Radiation Levels in Chernobyl Spikes 16 Times Higher After Forest Fire

Forest Fire
Ukrainian firemen labored into Sunday late evening attempting to put out two forest blazes in the area around the Chernobyl nuclear power station. pixabay / skeeze

Ukrainian firemen labored into Sunday late evening attempting to put out two forest blazes in the area around the Chernobyl nuclear power station, which was evacuated because of radioactive contamination after the 1986 explosion at the plant.

Ukraine's emergency service said one of the flames, covering about five hectares, had been localized. On the other hand, the other fire was around 20 hectares. Earlier Sunday, the head of the state ecological inspection service, Yehor Firsov, said the flames had spread to around 100 hectares. The difference in sizes could not promptly be settled.

Firsov said radiation levels at the fire were significantly higher than normal. In any case, the emergency service said radiation levels in the capital of Kyiv, about 100 kilometers south, were within standards.

The flames were inside the 2,600-square-kilometer (1,000-square-mile) Chernobyl Exclusion Zone established after the 1986 accident at the plant that sent a haze of radioactive fallout over much of Europe. The zone is largely uninhabited, although around 200 people have stayed in spite of requests to leave.

The Chernobyl Accident 1986

The April 1986 disaster at the Chernobyl nuclear power plant in Ukraine was the result of an imperfect Soviet reactor design combined with serious mistakes made by the plant operators. It was an immediate outcome of Cold War separation and the subsequent absence of any safety culture.

The accident annihilated the Chernobyl 4 reactor, killing 30 operators and firefighters within three months and several further deaths later. One individual was killed quickly and a second died in hospital not long after as a result of wounds received. Another person is reported to have died at the time from a coronary thrombosis. Acute radiation syndrome was initially diagnosed in 237 people on-site and associated with the clean-up and it was later affirmed in 134 cases.

Of these, 28 individuals died as a result of acute radiation syndrome within half a month of the accident.
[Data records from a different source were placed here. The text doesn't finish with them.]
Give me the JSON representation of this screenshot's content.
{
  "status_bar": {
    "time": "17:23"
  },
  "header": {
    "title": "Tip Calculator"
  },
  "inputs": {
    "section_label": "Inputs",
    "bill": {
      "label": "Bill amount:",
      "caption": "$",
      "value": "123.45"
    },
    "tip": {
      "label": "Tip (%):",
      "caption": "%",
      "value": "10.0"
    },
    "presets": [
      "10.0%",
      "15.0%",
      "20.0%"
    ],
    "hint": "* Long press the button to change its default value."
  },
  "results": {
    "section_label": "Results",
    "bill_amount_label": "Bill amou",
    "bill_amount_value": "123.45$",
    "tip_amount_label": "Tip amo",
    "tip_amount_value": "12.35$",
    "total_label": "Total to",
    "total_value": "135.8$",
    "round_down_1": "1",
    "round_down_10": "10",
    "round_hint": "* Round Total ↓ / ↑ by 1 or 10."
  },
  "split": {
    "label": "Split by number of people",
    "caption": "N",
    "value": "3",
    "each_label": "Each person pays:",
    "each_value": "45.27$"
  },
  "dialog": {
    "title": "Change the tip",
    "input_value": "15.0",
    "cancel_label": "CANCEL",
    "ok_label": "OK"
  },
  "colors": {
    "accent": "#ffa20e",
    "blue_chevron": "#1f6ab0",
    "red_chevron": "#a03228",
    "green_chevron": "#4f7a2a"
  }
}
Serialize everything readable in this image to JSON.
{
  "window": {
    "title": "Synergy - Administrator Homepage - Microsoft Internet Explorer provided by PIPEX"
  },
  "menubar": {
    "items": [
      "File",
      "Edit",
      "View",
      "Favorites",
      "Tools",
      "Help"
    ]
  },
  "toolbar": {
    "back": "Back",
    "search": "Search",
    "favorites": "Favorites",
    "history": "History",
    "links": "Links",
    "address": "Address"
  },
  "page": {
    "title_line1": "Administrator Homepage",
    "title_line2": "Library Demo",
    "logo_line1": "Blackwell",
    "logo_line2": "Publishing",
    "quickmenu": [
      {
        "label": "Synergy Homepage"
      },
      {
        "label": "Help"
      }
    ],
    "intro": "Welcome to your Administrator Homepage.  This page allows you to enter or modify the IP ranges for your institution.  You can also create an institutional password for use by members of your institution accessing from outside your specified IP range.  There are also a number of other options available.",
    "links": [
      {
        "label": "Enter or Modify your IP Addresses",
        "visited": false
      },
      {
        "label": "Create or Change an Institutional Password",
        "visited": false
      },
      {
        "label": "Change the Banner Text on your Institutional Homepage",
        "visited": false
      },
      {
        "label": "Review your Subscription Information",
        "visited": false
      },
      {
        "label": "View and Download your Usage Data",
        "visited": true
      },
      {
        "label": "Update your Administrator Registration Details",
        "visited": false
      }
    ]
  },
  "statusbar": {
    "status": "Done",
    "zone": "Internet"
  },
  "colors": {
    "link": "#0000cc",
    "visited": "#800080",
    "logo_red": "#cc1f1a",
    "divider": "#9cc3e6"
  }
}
Nineteen more workers consequently died between 1987 and 2004, however, their deaths cannot necessarily be credited to radiation exposure. Nobody off-site experienced from acute radiation effects although a significant, however questionable, portion of the thyroid cancers analyzed since the accident in patients who were children at the time are likely to be due to intake of radioactive iodine fallout.

Furthermore, enormous areas of Belarus, Ukraine, Russia, and beyond were contaminated in changing degrees.


Lasting aftermath of the Chernobyl disaster

The Chernobyl disaster was the only accident in the history of commercial nuclear power where radiation-related fatalities happened. The plan of the reactor is unique and in that respect, the accident is thus of little relevance to the rest of the nuclear industry outside the then Eastern Bloc. In any case, it prompted significant changes in security culture and in industry cooperation, especially among East and West before the end of the Soviet Union.

The former President Gorbachev said that the Chernobyl accident was an increasingly significant factor in the fall of the Soviet Union than Perestroika, his program of liberal change reactor is remarkable and in that respect, the accident is thus of little importance to the rest of the nuclear industry outside the then Eastern Bloc.

In any case, it prompted significant changes in security culture and in industry cooperation, especially among East and West before the end of the Soviet Union. Former President Gorbachev said that the Chernobyl accident was an increasingly significant factor of the Soviet Union than Perestroika his program of liberal reform.